20 May, 2009

Galaxy Game

Galaxy Game was one of the first coin-operated game-machines around (now known primarily as arcade-games).

It was developed by a Stanford University grad named Bill Pitts and his highschool friend Hugh Tuck. They based the game on Spacewar!, which was developed in 1961 for the PDP-1 and later ported to a variety of other platforms, while Galaxy Game was developed on a PDP-11/20 with a vector display.

I read an article about the game featured on Google Blog, which then inspired me to write about it since I'm quite fond of antique computer games and/or programs.

If you want to know more about this inspiring game, read this article from the infolab@Stanford.

On a side-note: arcade-games have evolved exponentially over the years since the 1970's.

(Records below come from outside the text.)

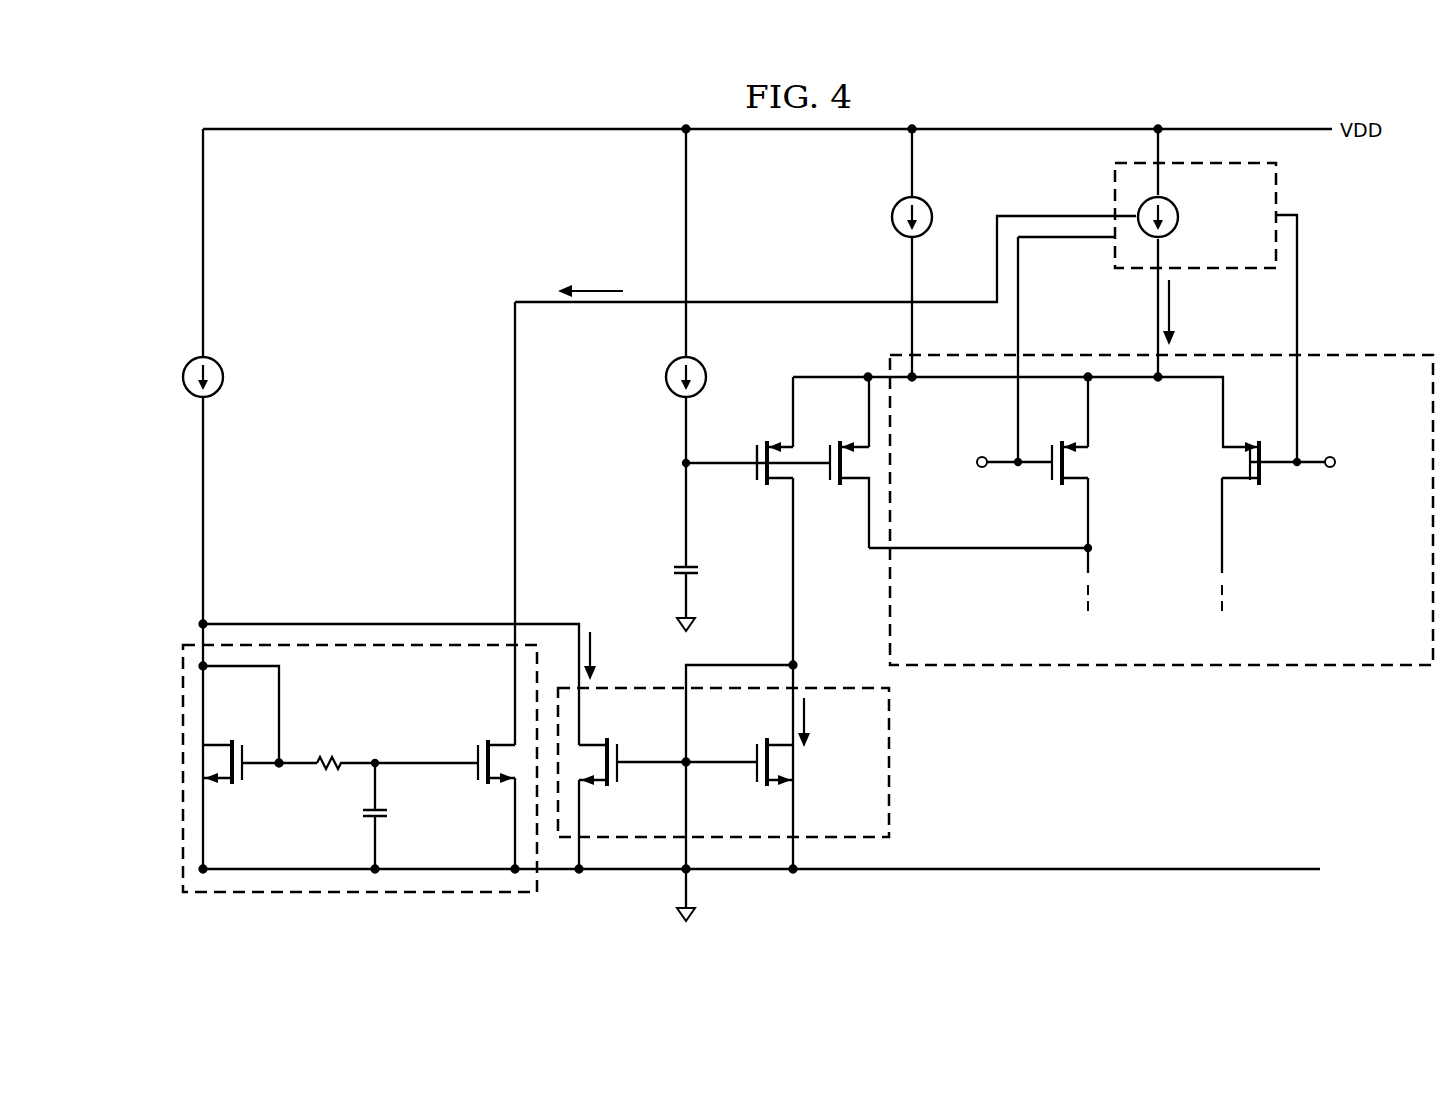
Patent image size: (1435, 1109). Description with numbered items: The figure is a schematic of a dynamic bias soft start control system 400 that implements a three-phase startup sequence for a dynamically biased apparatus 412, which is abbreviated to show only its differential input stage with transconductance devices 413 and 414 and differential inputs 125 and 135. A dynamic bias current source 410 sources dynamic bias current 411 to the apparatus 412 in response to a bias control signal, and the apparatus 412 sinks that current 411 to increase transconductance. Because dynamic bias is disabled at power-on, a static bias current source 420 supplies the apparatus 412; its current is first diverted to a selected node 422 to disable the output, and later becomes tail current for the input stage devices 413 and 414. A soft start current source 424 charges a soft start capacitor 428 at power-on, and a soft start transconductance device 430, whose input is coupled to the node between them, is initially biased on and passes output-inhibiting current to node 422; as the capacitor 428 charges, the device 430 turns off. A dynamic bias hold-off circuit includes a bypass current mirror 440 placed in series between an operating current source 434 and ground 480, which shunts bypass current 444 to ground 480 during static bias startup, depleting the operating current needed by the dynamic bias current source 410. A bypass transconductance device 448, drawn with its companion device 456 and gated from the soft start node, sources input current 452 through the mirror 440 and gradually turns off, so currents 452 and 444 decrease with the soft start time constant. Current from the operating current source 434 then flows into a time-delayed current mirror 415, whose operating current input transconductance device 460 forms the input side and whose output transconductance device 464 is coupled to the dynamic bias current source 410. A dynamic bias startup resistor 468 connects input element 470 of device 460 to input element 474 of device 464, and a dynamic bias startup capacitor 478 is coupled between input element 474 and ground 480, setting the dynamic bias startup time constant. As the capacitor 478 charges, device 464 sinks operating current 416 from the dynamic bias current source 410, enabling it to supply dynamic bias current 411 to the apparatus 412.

The dynamic bias soft start control system 400 is at (168, 116).
The dynamic bias current source 410 is at (1278, 193).
The dynamic bias current 411 is at (1172, 322).
The dynamically biased apparatus 412 is at (1334, 350).
The input stage transconductance device 413 is at (1048, 445).
The input stage transconductance device 414 is at (1253, 445).
The time-delayed current mirror 415 is at (170, 785).
The operating current 416 is at (605, 288).
The static bias current source 420 is at (891, 216).
The selected node 422 is at (1093, 553).
The soft start current source 424 is at (707, 373).
The soft start capacitor 428 is at (700, 571).
The soft start transconductance device 430 is at (832, 505).
The operating current source 434 is at (223, 374).
The bypass current mirror 440 is at (902, 778).
The bypass current 444 is at (593, 646).
The bypass transconductance device 448 is at (746, 500).
The input current 452 is at (807, 716).
The transistor 456 is at (746, 444).
The operating current input transconductance device 460 is at (680, 460).
The operating current output transconductance device 464 is at (480, 805).
The dynamic bias startup resistor 468 is at (327, 757).
The input element 470 is at (244, 744).
The input element 474 is at (480, 744).
The dynamic bias startup capacitor 478 is at (389, 814).
The ground 480 is at (681, 916).
The differential input 135 is at (994, 455).
The differential input 125 is at (1320, 456).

Arcade-games in the 70's were mostly nothing more than flat computer-programs designed to entertain people.

To give an example, most games in that era were simple (not as in "non-complex" though) 2d graphical interactive computer applications, like "PacMan" or "Galaga" (allthough Galaga didn't appear until the beginning of the 80's, it still resembled games from the 70's), while as arcade-games in our day and age are usually *NOT* simple and *NOT* 2d-based. But rather, they are powered by complex 3D computations, complex audio modulation and some even contain libraries to emulate physical environments to appear more realistic to the gamers. To achieve this realism, arcade-vendors now have to design and implement accelerated hardware into their arcade-game machines, which, given the current economic status of the world, is quite an expense.

I basically foresee that the arcade-market is going to slow down the coming years, which is kind of sad in my opinion. Arcade-games have been the gaming industry's testpads for upcoming game-features since the late 80's. But since we now have the Internet, there is no longer a strong demand for physical gaming machines.

Instead we have emulators, virtual machines and high bandwidth for which to connect the core-software to the game-data online, or locally. The possibilities are endless.